100 multi-funds (7000 GPs).
Fundholding practices pooled their budgets, sharing commissioning and management costs.
Total-purchasing pilot sites
80 schemes involving 1500 GPs.
Responsible for commissioning all HCHS for their patients, but in practice many continued to rely on Health Authority commissioning for some services.
Collective non-budgetholding alternatives to fundholding, involving around 7000 GPs.
Worked with Health Authorities to commission HCHS on behalf of a specific area or population.
2: Primary care organisations in the "New NHS"
30 Health Authorities (covering 1 000 000 population or more).
Responsible for strategic planning and performance management.
Primary Care Groups (PCGs)
481 PCGs established in 1999 covering all of Britain (approximately 100 000 population and 55 GPs per PCG).
Sub-committees of Health Authorities, with delegated responsibility for commissioning hospital and community health services, developing primary and community services, quality improvement, partnership working, health improvement, etc.
PCG Board with majority of GPs plus other healthcare professionals.
Primary Care Trusts (PCTs)
Formed through mergers of PCGs (about 200 000 population).

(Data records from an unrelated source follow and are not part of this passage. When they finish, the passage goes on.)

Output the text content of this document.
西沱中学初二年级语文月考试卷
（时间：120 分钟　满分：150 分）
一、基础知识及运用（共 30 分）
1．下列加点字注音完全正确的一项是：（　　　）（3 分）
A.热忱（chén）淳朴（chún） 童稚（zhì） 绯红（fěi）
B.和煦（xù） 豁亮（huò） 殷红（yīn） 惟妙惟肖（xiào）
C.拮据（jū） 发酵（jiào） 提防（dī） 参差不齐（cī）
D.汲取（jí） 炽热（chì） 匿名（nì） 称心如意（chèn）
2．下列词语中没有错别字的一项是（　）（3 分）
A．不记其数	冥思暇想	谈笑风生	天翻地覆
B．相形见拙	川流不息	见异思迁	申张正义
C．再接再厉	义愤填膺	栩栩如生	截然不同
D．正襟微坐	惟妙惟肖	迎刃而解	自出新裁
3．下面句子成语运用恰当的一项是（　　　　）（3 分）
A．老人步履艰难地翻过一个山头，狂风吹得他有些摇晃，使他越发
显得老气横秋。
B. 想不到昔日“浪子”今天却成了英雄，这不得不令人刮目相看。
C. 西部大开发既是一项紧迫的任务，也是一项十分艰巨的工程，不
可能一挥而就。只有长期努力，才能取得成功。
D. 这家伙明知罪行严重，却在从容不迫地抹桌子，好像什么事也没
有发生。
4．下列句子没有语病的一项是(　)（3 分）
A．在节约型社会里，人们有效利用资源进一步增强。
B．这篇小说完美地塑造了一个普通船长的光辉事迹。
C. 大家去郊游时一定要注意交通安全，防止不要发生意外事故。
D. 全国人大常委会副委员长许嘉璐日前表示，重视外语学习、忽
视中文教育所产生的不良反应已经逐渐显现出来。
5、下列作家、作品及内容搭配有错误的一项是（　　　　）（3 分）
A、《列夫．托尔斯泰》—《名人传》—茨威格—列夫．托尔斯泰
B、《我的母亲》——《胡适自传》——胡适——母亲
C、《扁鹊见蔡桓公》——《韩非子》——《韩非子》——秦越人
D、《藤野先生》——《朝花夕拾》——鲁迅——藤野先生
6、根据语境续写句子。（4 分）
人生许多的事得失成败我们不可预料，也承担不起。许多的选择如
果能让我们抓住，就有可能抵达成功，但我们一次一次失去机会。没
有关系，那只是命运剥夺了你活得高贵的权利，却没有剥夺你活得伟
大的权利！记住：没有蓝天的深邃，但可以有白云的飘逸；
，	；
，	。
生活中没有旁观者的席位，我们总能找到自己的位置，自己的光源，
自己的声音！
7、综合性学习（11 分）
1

All PCGs expected to become PCTs by April 2004.
Hold unified budget for all primary, community and hospital care. Can become providers of community services (eg, nursing, physiotherapy, chiropody) and commission remainder from NHS Trusts and general practices.
Professional executive committee responsible for policy and implementation, overseen by a board with majority of lay members. Accountable to Health Authority.
Primary medical services (PMS) contracting
Optional form of GP contract replaces independent contractor status.
PCTs will contract with practices and other organisations to provide PMS.
Allows salaried general practice, nurse-led services, service specification, quality incentives, extended range of services, etc.